Britons face disastrous bedbug crisis as researchers suggest Romans may have had something to do with it
Roman influence can be seen in everything from public baths to British health plumbing, as researchers studying the Vindolanda military site in Northumberland, south of Hadrian's Wall, have uncovered new evidence that the early They also introduced the British to bed bugs.
Dr Andrew Birley, who leads the Vindolanda archaeological team, said: “It is incredibly rare to find them in any ancient context.”
Katie Wyse Jackson, 24, a student at University College Dublin (UCD), made the discovery while researching excavated material for her master's thesis in archaeoentomology, which is the study of insects at ancient sites.
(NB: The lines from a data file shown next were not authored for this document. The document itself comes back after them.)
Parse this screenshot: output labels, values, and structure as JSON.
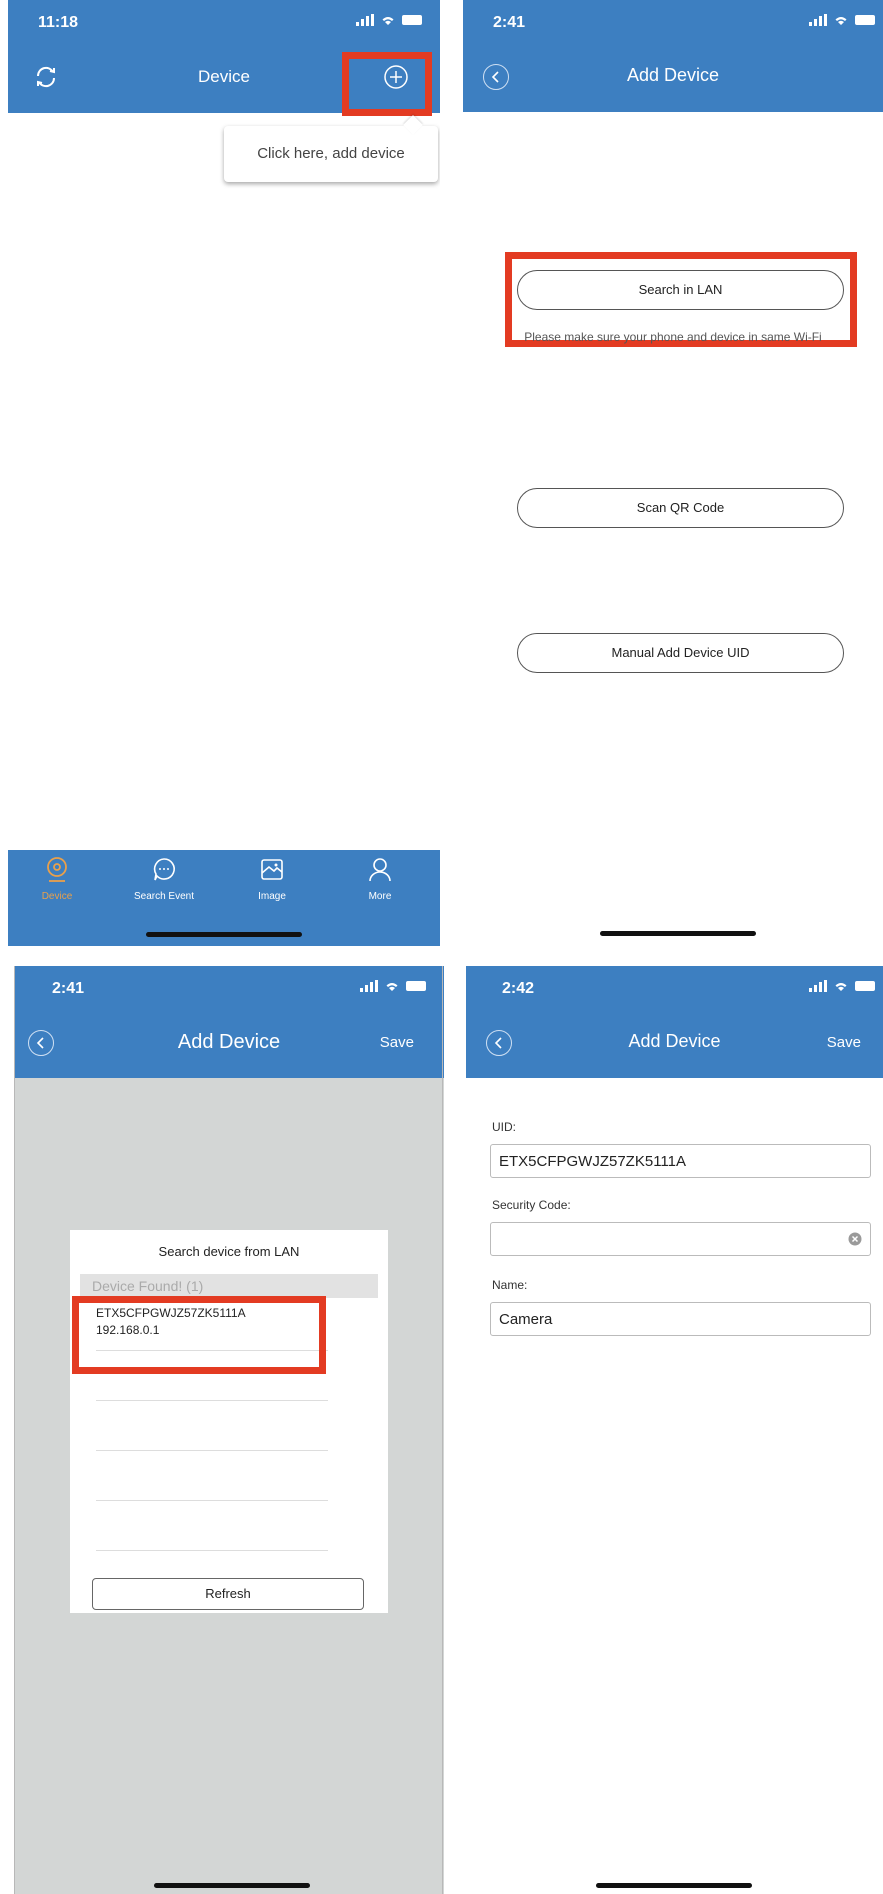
{
  "panel1": {
    "time": "11:18",
    "title": "Device",
    "tooltip": "Click here, add device",
    "tabs": [
      {
        "label": "Device",
        "icon": "webcam-icon"
      },
      {
        "label": "Search Event",
        "icon": "chat-bubble-icon"
      },
      {
        "label": "Image",
        "icon": "image-icon"
      },
      {
        "label": "More",
        "icon": "person-icon"
      }
    ]
  },
  "panel2": {
    "time": "2:41",
    "title": "Add Device",
    "search_lan": "Search in LAN",
    "hint": "Please make sure your phone and device in same Wi-Fi",
    "scan_qr": "Scan QR Code",
    "manual_add": "Manual Add Device UID"
  },
  "panel3": {
    "time": "2:41",
    "title": "Add Device",
    "save": "Save",
    "dialog_title": "Search device from LAN",
    "found_header": "Device Found! (1)",
    "device_uid": "ETX5CFPGWJZ57ZK5111A",
    "device_ip": "192.168.0.1",
    "refresh": "Refresh"
  },
  "panel4": {
    "time": "2:42",
    "title": "Add Device",
    "save": "Save",
    "uid_label": "UID:",
    "uid_value": "ETX5CFPGWJZ57ZK5111A",
    "security_label": "Security Code:",
    "security_value": "",
    "name_label": "Name:",
    "name_value": "Camera"
  },
  "colors": {
    "header_blue": "#3d7fc1",
    "highlight_red": "#e33b22",
    "dialog_backdrop": "#d3d6d5",
    "active_tab": "#e9a04b"
  }
}
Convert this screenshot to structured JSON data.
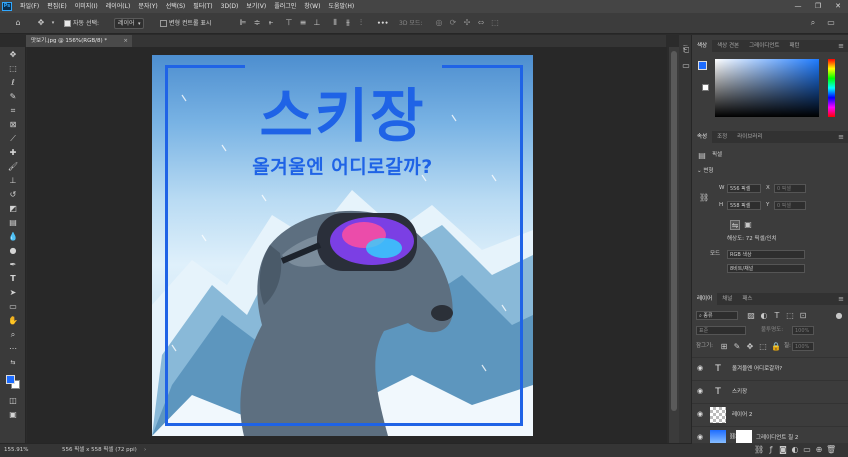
{
  "menubar": {
    "logo": "Ps",
    "items": [
      "파일(F)",
      "편집(E)",
      "이미지(I)",
      "레이어(L)",
      "문자(Y)",
      "선택(S)",
      "필터(T)",
      "3D(D)",
      "보기(V)",
      "플러그인",
      "창(W)",
      "도움말(H)"
    ],
    "window_controls": [
      "—",
      "❐",
      "✕"
    ]
  },
  "options": {
    "auto_select_label": "자동 선택:",
    "auto_select_value": "레이어",
    "transform_controls_label": "변형 컨트롤 표시",
    "more": "•••",
    "mode_3d_label": "3D 모드:"
  },
  "document": {
    "tab_title": "맛보기.jpg @ 156%(RGB/8) *",
    "close": "×"
  },
  "artwork": {
    "title": "스키장",
    "subtitle": "올겨울엔 어디로갈까?",
    "border_color": "#1f63e6"
  },
  "statusbar": {
    "zoom": "155.91%",
    "doc_info": "556 픽셀 x 558 픽셀 (72 ppi)"
  },
  "color_panel": {
    "tabs": [
      "색상",
      "색상 견본",
      "그레이디언트",
      "패턴"
    ],
    "foreground": "#1d6cff",
    "background": "#ffffff"
  },
  "properties_panel": {
    "tabs": [
      "속성",
      "조정",
      "라이브러리"
    ],
    "layer_kind": "픽셀",
    "section": "변형",
    "w_label": "W",
    "w_value": "556 픽셀",
    "x_label": "X",
    "x_value": "0 픽셀",
    "h_label": "H",
    "h_value": "558 픽셀",
    "y_label": "Y",
    "y_value": "0 픽셀",
    "resolution": "해상도: 72 픽셀/인치",
    "mode_label": "모드",
    "mode_value": "RGB 색상",
    "depth_value": "8비트/채널"
  },
  "layers_panel": {
    "tabs": [
      "레이어",
      "채널",
      "패스"
    ],
    "filter_label": "종류",
    "blend_mode": "표준",
    "opacity_label": "불투명도:",
    "opacity_value": "100%",
    "lock_label": "잠그기:",
    "fill_label": "칠:",
    "fill_value": "100%",
    "layers": [
      {
        "name": "올겨울엔 어디로갈까?",
        "thumb": "T"
      },
      {
        "name": "스키장",
        "thumb": "T"
      },
      {
        "name": "레이어 2",
        "thumb": ""
      },
      {
        "name": "그레이디언트 칠 2",
        "thumb": ""
      }
    ]
  }
}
Focusing on the lower strata of Vindolanda, spanning around AD 100, he discovered two thoraxes that were probably derived from the common bedbug, Cimex lectularius, as it is known in Latin. They pierce human skin with needle-like mouthparts to draw blood, according to the guardian.
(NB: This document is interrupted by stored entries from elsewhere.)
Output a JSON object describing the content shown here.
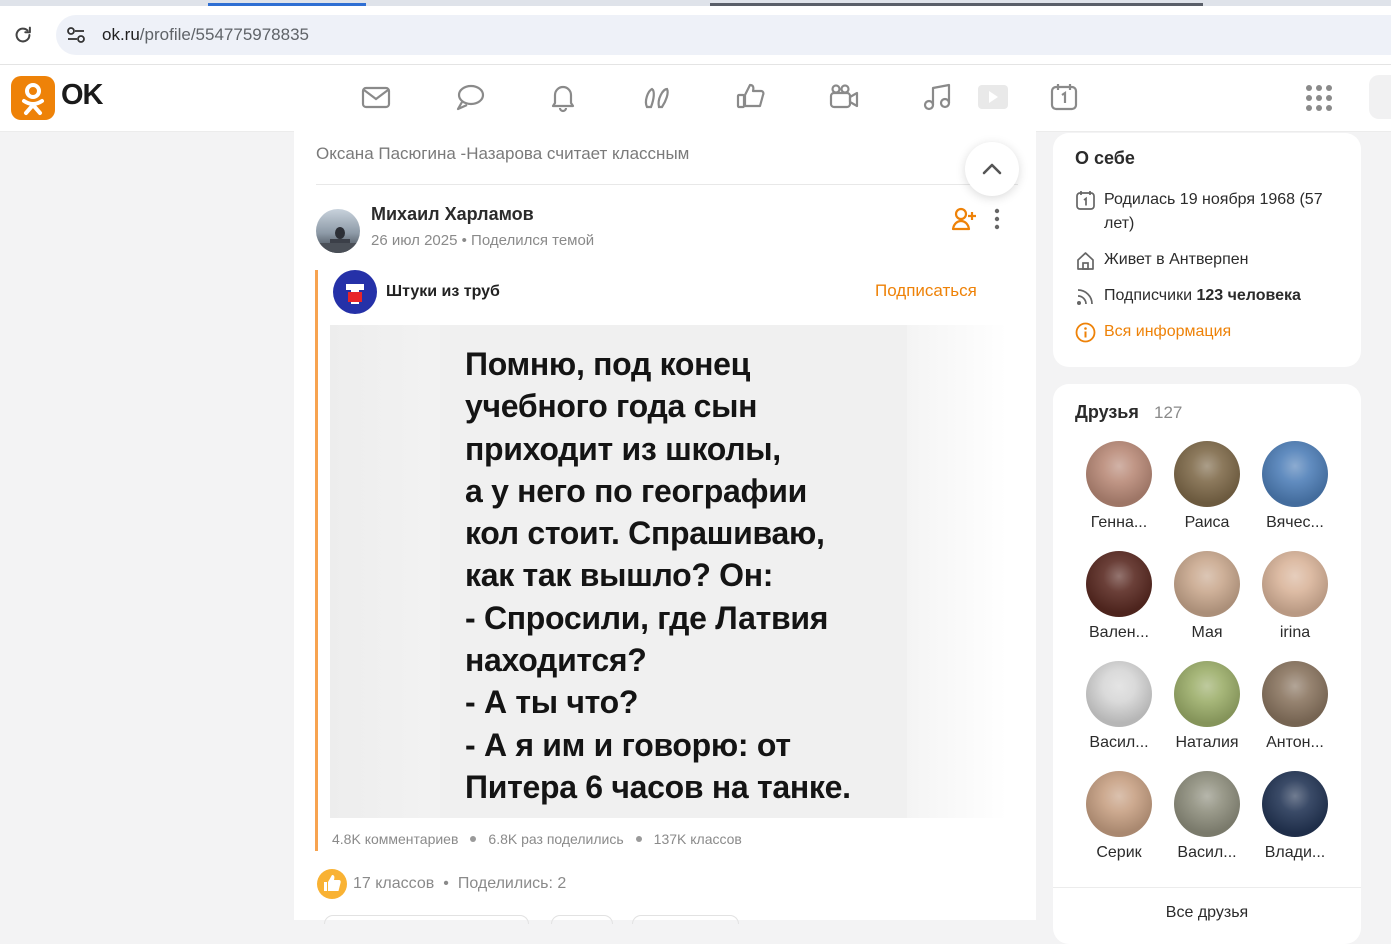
{
  "browser": {
    "url_host": "ok.ru",
    "url_path": "/profile/554775978835"
  },
  "header": {
    "logo_text": "OK",
    "nav_icons": [
      "mail-icon",
      "chat-icon",
      "bell-icon",
      "guests-icon",
      "like-icon",
      "video-icon",
      "music-icon",
      "play-icon",
      "calendar-icon"
    ],
    "apps_icon": "apps-grid-icon",
    "brand_color": "#ee8208"
  },
  "feed": {
    "liked_note": "Оксана Пасюгина -Назарова считает классным",
    "author": {
      "name": "Михаил Харламов",
      "date": "26 июл 2025",
      "action": "Поделился темой"
    },
    "group": {
      "name": "Штуки из труб",
      "subscribe_label": "Подписаться"
    },
    "post_text_lines": [
      "Помню, под конец",
      "учебного года сын",
      "приходит из школы,",
      "а у него по географии",
      "кол стоит. Спрашиваю,",
      "как так вышло? Он:",
      "- Спросили, где Латвия",
      "находится?",
      "- А ты что?",
      "- А я им и говорю: от",
      "Питера 6 часов на танке."
    ],
    "stats": {
      "comments": "4.8K комментариев",
      "shares": "6.8K раз поделились",
      "likes": "137K классов"
    },
    "reactions": {
      "likes": "17 классов",
      "shared": "Поделились: 2"
    }
  },
  "about": {
    "title": "О себе",
    "birth": "Родилась 19 ноября 1968 (57 лет)",
    "lives_prefix": "Живет в ",
    "city": "Антверпен",
    "subs_prefix": "Подписчики ",
    "subs_count": "123 человека",
    "all_info": "Вся информация"
  },
  "friends": {
    "title": "Друзья",
    "count": "127",
    "items": [
      {
        "name": "Генна...",
        "color": "#b98a78"
      },
      {
        "name": "Раиса",
        "color": "#7f6a4a"
      },
      {
        "name": "Вячес...",
        "color": "#4f7fb8"
      },
      {
        "name": "Вален...",
        "color": "#5a2a22"
      },
      {
        "name": "Мая",
        "color": "#c9a88e"
      },
      {
        "name": "irina",
        "color": "#d9b49a"
      },
      {
        "name": "Васил...",
        "color": "#d6d6d6"
      },
      {
        "name": "Наталия",
        "color": "#9cae6a"
      },
      {
        "name": "Антон...",
        "color": "#8a7560"
      },
      {
        "name": "Серик",
        "color": "#c7a083"
      },
      {
        "name": "Васил...",
        "color": "#8f8f7e"
      },
      {
        "name": "Влади...",
        "color": "#243656"
      }
    ],
    "all_label": "Все друзья"
  }
}
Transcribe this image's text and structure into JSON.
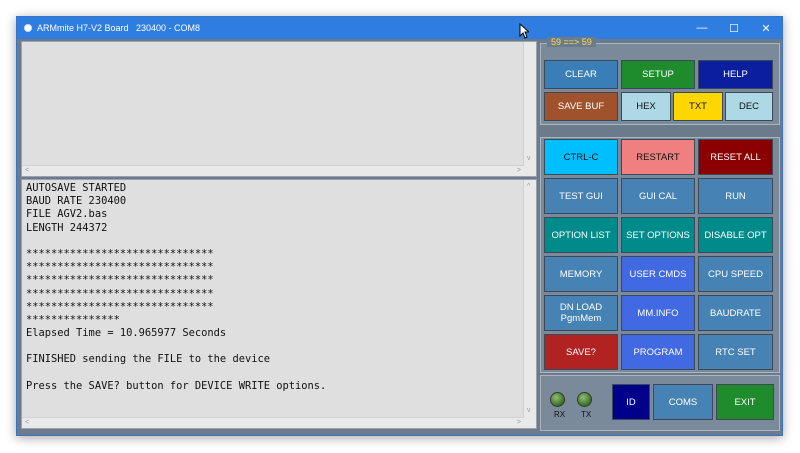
{
  "window": {
    "title": "ARMmite H7-V2 Board   230400 - COM8",
    "controls": {
      "minimize": "—",
      "maximize": "☐",
      "close": "✕"
    }
  },
  "counter": "59 ==> 59",
  "console": {
    "lines": [
      "AUTOSAVE STARTED",
      "BAUD RATE 230400",
      "FILE AGV2.bas",
      "LENGTH 244372",
      "",
      "******************************",
      "******************************",
      "******************************",
      "******************************",
      "******************************",
      "***************",
      "Elapsed Time = 10.965977 Seconds",
      "",
      "FINISHED sending the FILE to the device",
      "",
      "Press the SAVE? button for DEVICE WRITE options."
    ]
  },
  "buttons_top": {
    "clear": "CLEAR",
    "setup": "SETUP",
    "help": "HELP",
    "save_buf": "SAVE BUF",
    "hex": "HEX",
    "txt": "TXT",
    "dec": "DEC"
  },
  "buttons_main": {
    "ctrl_c": "CTRL-C",
    "restart": "RESTART",
    "reset_all": "RESET ALL",
    "test_gui": "TEST GUI",
    "gui_cal": "GUI CAL",
    "run": "RUN",
    "option_list": "OPTION LIST",
    "set_options": "SET OPTIONS",
    "disable_opt": "DISABLE OPT",
    "memory": "MEMORY",
    "user_cmds": "USER CMDS",
    "cpu_speed": "CPU SPEED",
    "dn_load_1": "DN LOAD",
    "dn_load_2": "PgmMem",
    "mm_info": "MM.INFO",
    "baudrate": "BAUDRATE",
    "save_q": "SAVE?",
    "program": "PROGRAM",
    "rtc_set": "RTC SET"
  },
  "buttons_bottom": {
    "id": "ID",
    "coms": "COMS",
    "exit": "EXIT"
  },
  "leds": {
    "rx": "RX",
    "tx": "TX"
  },
  "scroll_arrows": {
    "left": "<",
    "right": ">",
    "down": "v",
    "up": "^"
  },
  "colors": {
    "title_bar": "#2f7de1",
    "clear": "#3a7eb8",
    "setup": "#1e8c2c",
    "help": "#0b1f9e",
    "save_buf": "#a0522d",
    "hex": "#add8e6",
    "txt": "#ffd700",
    "dec": "#add8e6",
    "ctrl_c": "#00bfff",
    "restart": "#f08080",
    "reset_all": "#8b0000",
    "steel": "#4682b4",
    "teal": "#008b8b",
    "royal": "#4169e1",
    "save_q": "#b22222",
    "id": "#00008b",
    "exit": "#1e8c2c"
  }
}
“Finding these kinds of things helps humanize people from the past,” Wyse Jackson said.
Noting that Pliny, the Roman philosopher, wrote about the medicinal value of bed bugs in treating certain ailments, such as ear infections, he added: “People then had all kinds of notions about what insects could do.”
Among the team's experts was Dr Stephen Davis, an instructor in environmental archeology at UCD. Those at Vindolanda would be “the oldest found in Britain so far,” he added, adding that there is another Roman site called Alcester in Warwickshire, England, where they were previously identified.